For more than 150 years, Hartford's Watkinson Library has been a research hub. Today, the collection housed at Trinity College includes 200,000 volumes dating back 10 centuries, including an 11th-century Greek Bible, a first edition of Walt Whitman's "Leaves of Grass," a book about Egypt commissioned by Napoleon Bonaparte, John James Audubon's "Birds of America."
Now a few more legendary characters fill the shelves at Watkinson: the Silver Surfer, the Green Lantern, Wonder Woman, Buffy the Vampire Slayer.
The library recently received a donation of about 10,000 comic books, 200 graphic novels and several comics reference books from a Minnesota collector. Richard Ring, Watkinson's head curator and librarian, said these are the first comic books in the library's collection.
"This is a nice starter set for us. It's exciting. We hope it's the tip of the iceberg," Ring said. "I hope they inspire people connected to the college to think, if they have a collection, what they are going to do with it. ... If they don't, it's still a nice thing to dig into."
Ring said another promised gift, of several thousand science-fiction novels from a Connecticut collector, will enhance the comic-book collection. "Comic books and science fiction have similar reading cultures," he said. "I view these as documents of the pop culture of its time."
Other universities have noteworthy comic-book collections, including the University of Iowa, Indiana University, the University of Georgia, Brigham Young University, Duke, Brown, the University of Tulsa, Drew University, Southern Methodist University, Bowling Green University and Texas A&M.
The collection was donated by Marcus Leab, a middle-school English teacher in Maple Grove, Minn. Leab lived in Washington, Conn., from 1983 to 1992. His mother, Katherine Kyes Leab, still lives there, but is moving to Vermont.
"I love it, but it's a very expensive habit. It's also one that takes up a lot of space," Leab, 38, said in a phone interview from Minnesota. "It got to the point where I had too many boxes and no place to put them. I even thought about taking out my daughter's box spring and laying the boxes down and putting the mattress on top and that being her bed."
Leab said although he carded and bagged all of his books, some were deteriorating. One reason he donated them to the university was the hope that Watkinson would protect them better than he could.
The books range from the 1950s to the present. The collection includes Sin City, Justice League of America, Batman, X-Men, Star Wars, Spawn, Doctor Strange, Guardians of the Galaxy, The X Files, Harley Quinn and dozens of other well-known and lesser-known imaginary heroes and villains.
Leab said the strengths of his collection are Silver Surfer comics, classic Thor, Batman's "Death in the Family" and the "Spider-Man" comic book that introduced The Punisher.
Leab started collecting when he was in elementary school and was laid up with an illness. "I got poison ivy in 1988. It got in my eye. I was home in bed," he said. "My parents bought me Action Comics 600. That was a huge deal at the time. It had Wonder Woman, Superman, Lois Lane, Lex Luthor. I also got Amazing Spider-Man 301. I read them over and over. I was hooked."

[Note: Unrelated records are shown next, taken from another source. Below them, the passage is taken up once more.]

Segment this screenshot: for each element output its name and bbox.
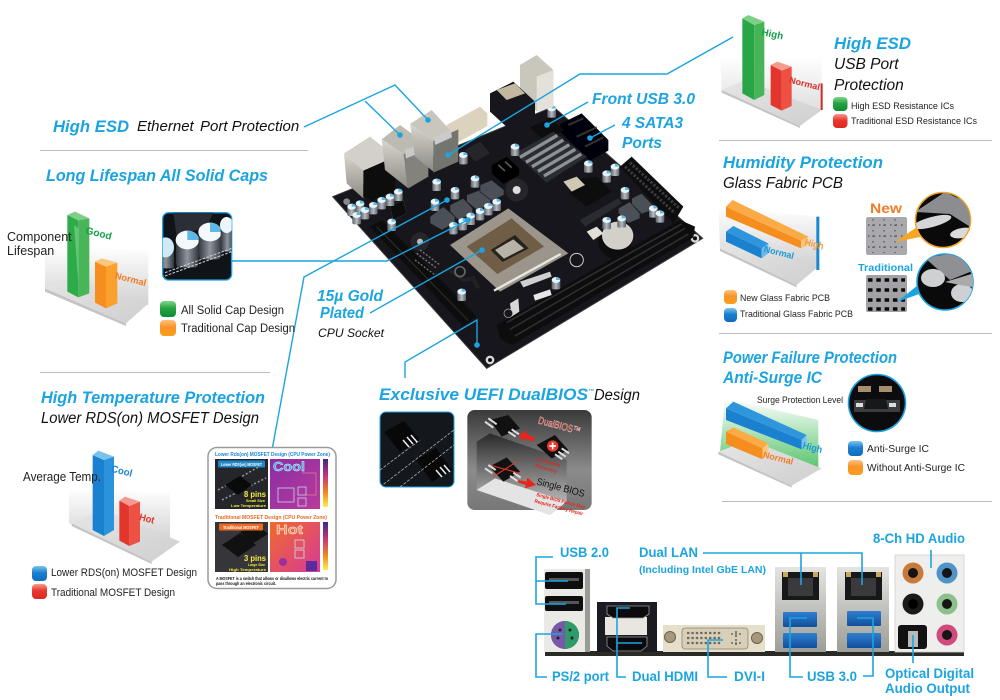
bar chart: humidity: High <box>803 237 825 253</box>
I/O label: Optical Digital Audio Output: Audio Output <box>885 681 970 696</box>
I/O label: PS/2 port: PS/2 port <box>552 669 609 684</box>
heading: Anti-Surge IC <box>722 369 823 387</box>
label: failure note: Single BIOS Failure May <box>535 492 586 511</box>
LAN and USB 3.0 stack 1 <box>775 567 826 652</box>
bar chart: ESD: High <box>760 27 784 43</box>
CPU power connector <box>492 157 519 184</box>
rear port: HDMI <box>490 82 535 130</box>
label: Single BIOS: Single BIOS <box>535 477 586 500</box>
rear port: LAN tower 1 <box>344 137 395 201</box>
chips and small parts <box>570 177 612 207</box>
MOSFET chokes <box>430 180 653 230</box>
label: failure note: Require Factory Repair <box>534 499 584 517</box>
base PCB strip <box>545 651 964 656</box>
thermal image: cool: Cool <box>273 459 305 474</box>
subheading: Glass Fabric PCB <box>723 175 843 192</box>
label: CPU Socket: CPU Socket <box>318 326 385 340</box>
legend: High ESD Resistance ICs <box>851 101 954 112</box>
bar chart: ESD: Normal <box>788 75 821 92</box>
panel: High Temperature Protection <box>23 388 265 599</box>
I/O callout lines <box>536 550 931 677</box>
magnified fibre: new <box>911 192 975 248</box>
subheading: Protection <box>834 77 904 94</box>
card footnote: A MOSFET is a switch that allows or disallows electric current to <box>216 576 328 581</box>
axis label: Component <box>7 230 72 244</box>
heading: High ESD: High ESD <box>53 117 129 136</box>
bar chart: surge protection: High <box>801 441 823 456</box>
label: DualBIOS: DualBIOS™ <box>537 416 582 437</box>
legend: Traditional Cap Design <box>181 323 295 335</box>
subheading: USB Port <box>834 56 899 73</box>
rear port: USB tower <box>520 55 553 112</box>
bar chart: average temperature <box>69 451 180 564</box>
label: Front USB 3.0: Front USB 3.0 <box>592 91 695 108</box>
label: 15µ Gold Plated: Plated <box>320 305 365 322</box>
line: DualBIOS <box>405 320 477 378</box>
I/O label: Optical Digital Audio Output: Optical Digital <box>885 666 974 681</box>
heading: Long Lifespan All Solid Caps <box>46 167 268 185</box>
USB and PS/2 bracket <box>544 569 590 652</box>
card title: traditional: Traditional MOSFET Design (CPU Power Zone) <box>215 515 327 521</box>
pointer wedges <box>895 227 920 242</box>
line: ethernet ESD <box>304 85 428 135</box>
magnified fibre: traditional <box>917 252 978 310</box>
axis label: Surge Protection Level <box>757 395 843 406</box>
I/O label: Dual HDMI: Dual HDMI <box>632 669 698 684</box>
photo: 8 pins: Low Temperature <box>231 504 266 508</box>
thermal image: hot <box>270 522 320 572</box>
line: USB ESD <box>448 37 733 155</box>
photo: 8 pins <box>215 459 268 509</box>
photo: BIOS chips <box>380 412 454 487</box>
weave: new fabric <box>866 217 907 255</box>
heading: Exclusive UEFI DualBIOS <box>379 385 589 404</box>
legend: Without Anti-Surge IC <box>867 462 965 474</box>
chip: main BIOS <box>485 415 520 437</box>
pointer wedge <box>897 285 922 302</box>
Dual HDMI ports <box>597 602 657 652</box>
photo: 3 pins: Traditional MOSFET <box>223 525 259 530</box>
I/O label: DVI-I: DVI-I <box>734 669 765 684</box>
panel: High ESD Ethernet <box>40 117 308 150</box>
panel: High ESD USB Port Protection <box>719 15 992 141</box>
legend <box>32 566 197 599</box>
axis label: Lifespan <box>7 244 54 258</box>
text: Ethernet Port Protection: Ethernet <box>137 118 195 135</box>
I/O label: Dual LAN: Dual LAN <box>639 545 698 560</box>
callout lines <box>232 37 733 450</box>
I/O label: USB 3.0: USB 3.0 <box>807 669 857 684</box>
line: CPU socket <box>370 250 482 313</box>
bar chart: component lifespan: Normal <box>114 271 147 288</box>
label: Traditional: Traditional <box>858 262 913 274</box>
label: 4 SATA3 Ports: 4 SATA3 <box>621 115 683 132</box>
legend: Lower RDS(on) MOSFET Design <box>51 567 197 579</box>
label: New: New <box>870 200 902 216</box>
I/O label: USB 2.0: USB 2.0 <box>560 545 609 560</box>
temperature scale <box>323 522 328 570</box>
legend <box>160 301 295 336</box>
thermal image: cool <box>270 459 320 509</box>
temperature scale <box>323 459 328 507</box>
line: SATA <box>590 125 615 138</box>
bar chart: component lifespan: Good <box>84 226 113 243</box>
label: recovery note: Recovery <box>534 463 558 475</box>
motherboard photo <box>333 55 703 368</box>
legend <box>724 290 853 322</box>
heading: High Temperature Protection <box>41 388 265 407</box>
DVI-I port <box>663 625 765 652</box>
legend: Traditional ESD Resistance ICs <box>851 116 977 127</box>
weave: traditional fabric <box>866 275 907 312</box>
legend <box>848 441 965 475</box>
legend <box>833 97 977 128</box>
heading: ™ <box>588 388 594 395</box>
bar chart: ESD <box>720 15 823 128</box>
rear I/O panel <box>536 531 974 696</box>
photo: 8 pins: Small Size <box>246 499 265 503</box>
legend: New Glass Fabric PCB <box>740 293 830 304</box>
SATA connectors <box>560 113 608 161</box>
bar chart: average temperature: Hot <box>138 512 156 527</box>
I/O label: 8-Ch HD Audio: 8-Ch HD Audio <box>873 531 965 546</box>
line: Front USB <box>547 102 588 125</box>
heatsink <box>515 132 587 183</box>
chip: single BIOS <box>485 457 521 482</box>
subheading: Lower RDS(on) MOSFET Design <box>41 410 259 427</box>
photo: 8 pins: Lower RDS(on) MOSFET <box>221 462 262 467</box>
CPU socket <box>450 208 568 292</box>
line: solid caps <box>232 220 468 261</box>
photo: 3 pins <box>215 522 268 572</box>
legend: Traditional Glass Fabric PCB <box>740 309 853 320</box>
heading: Humidity Protection <box>723 153 883 172</box>
card: MOSFET comparison <box>208 448 336 588</box>
panel: Long Lifespan All Solid Caps <box>7 167 295 336</box>
ATX connector <box>620 157 683 223</box>
text: Ethernet Port Protection: Port Protection <box>200 118 299 135</box>
bar chart: humidity: Normal <box>763 244 795 261</box>
chip: backup BIOS <box>537 435 569 459</box>
label: 15µ Gold Plated: 15µ Gold <box>317 288 384 305</box>
arrow: failure <box>518 477 536 488</box>
photo: 3 pins: High Temperature <box>229 568 266 572</box>
line: MOSFET <box>272 200 447 450</box>
photo: anti-surge IC <box>848 374 906 432</box>
bar chart: component lifespan <box>45 212 148 326</box>
legend: All Solid Cap Design <box>181 305 284 317</box>
heading: Power Failure Protection <box>723 349 897 367</box>
legend: Traditional MOSFET Design <box>51 587 175 599</box>
rear port: LAN tower 3 <box>410 110 458 173</box>
label: 4 SATA3 Ports: Ports <box>622 135 662 152</box>
thermal image: hot: Hot <box>276 522 304 537</box>
bar chart: surge protection: Normal <box>762 450 794 467</box>
bar chart: humidity <box>718 200 825 287</box>
PCIe slot <box>370 220 477 326</box>
heading: High ESD <box>834 34 911 53</box>
bar chart: surge protection <box>718 398 823 488</box>
front USB connector <box>530 118 564 141</box>
I/O label: Dual LAN: (Including Intel GbE LAN) <box>639 564 766 576</box>
capacitors <box>347 105 664 301</box>
rear port: LAN tower 2 <box>382 125 428 188</box>
panel: Power Failure Protection <box>718 349 992 502</box>
panel: Humidity Protection <box>718 153 992 334</box>
card title: lower RDS: Lower Rds(on) MOSFET Design (CPU Power Zone) <box>215 452 330 458</box>
diagram: DualBIOS vs single BIOS <box>467 410 592 517</box>
rear port: DVI <box>447 107 487 145</box>
PS/2 connector <box>551 621 579 649</box>
LAN and USB 3.0 stack 2 <box>837 567 889 652</box>
label: recovery note: Automatic <box>536 457 561 469</box>
heading: Design <box>594 387 640 404</box>
RAM slots <box>497 220 695 345</box>
photo: 3 pins: Large Size <box>248 563 265 567</box>
card footnote: pass through an electronic circuit. <box>216 581 276 586</box>
audio jacks <box>895 555 964 652</box>
panel: UEFI DualBIOS <box>379 385 640 517</box>
callout dots <box>397 117 593 348</box>
board PCB <box>333 107 703 368</box>
photo: solid capacitors <box>157 213 234 280</box>
axis label: Average Temp. <box>23 469 101 484</box>
photo: 8 pins: 8 pins <box>244 490 267 499</box>
photo: 3 pins: 3 pins <box>244 554 267 563</box>
arrow: recovery <box>518 431 535 442</box>
coin battery <box>598 225 632 258</box>
legend: Anti-Surge IC <box>867 443 929 455</box>
bar chart: average temperature: Cool <box>110 464 134 480</box>
board labels <box>317 91 695 340</box>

When he began collecting, his mother or sister would drive him about once a week to the Torrington comic-book store My Mother Threw Mine Away. He also bought a large collection from a family friend who had been collecting since the '50s.
Leab said he enjoys the books in and of themselves, and appreciates that they reflect world events at the time they were published. "I hope students from now until the end of time will go through these and learn about how the world was at the time the books were published," he said.
He added that many of them are metaphors for the human condition.
"Spider-Man is about a teenage boy dealing with superpowers, but it's really about a guy dealing with the world who hides behind a mask and makes funny quips because he's so scared of everything that is going on going on." he said. "People do that every day. You have a version of yourself that you show to friends, who know you. Then you put a mask on and go out into the world, a mask of professionalism, or whatever, because other people don't know you like that."
The oldest artifact at Watkinson is a clay tablet with cuneiform writing on it, dated 2200 BC. Just as tablet-reading gave way to paper-reading centuries ago, paper is giving way to the Internet today. Ring speculated that physical comic books may soon become history. "In terms of the students at the university, these are old-school," he said. "For young people, their entertainment is not paper-based."
Leab agrees: "My kids love it and they are starting their own collections. I offered them some of my stuff, but they said 'dad, we can do it this way' and they showed me how to read comics on an iPad."
The Watkinson collection will be available for viewing once it is processed — sorted through, organized, listed, cataloged and archived — but that may take a while because of staffing constraints. "We'd love to have a volunteer come in and process the collection for us," Ring said.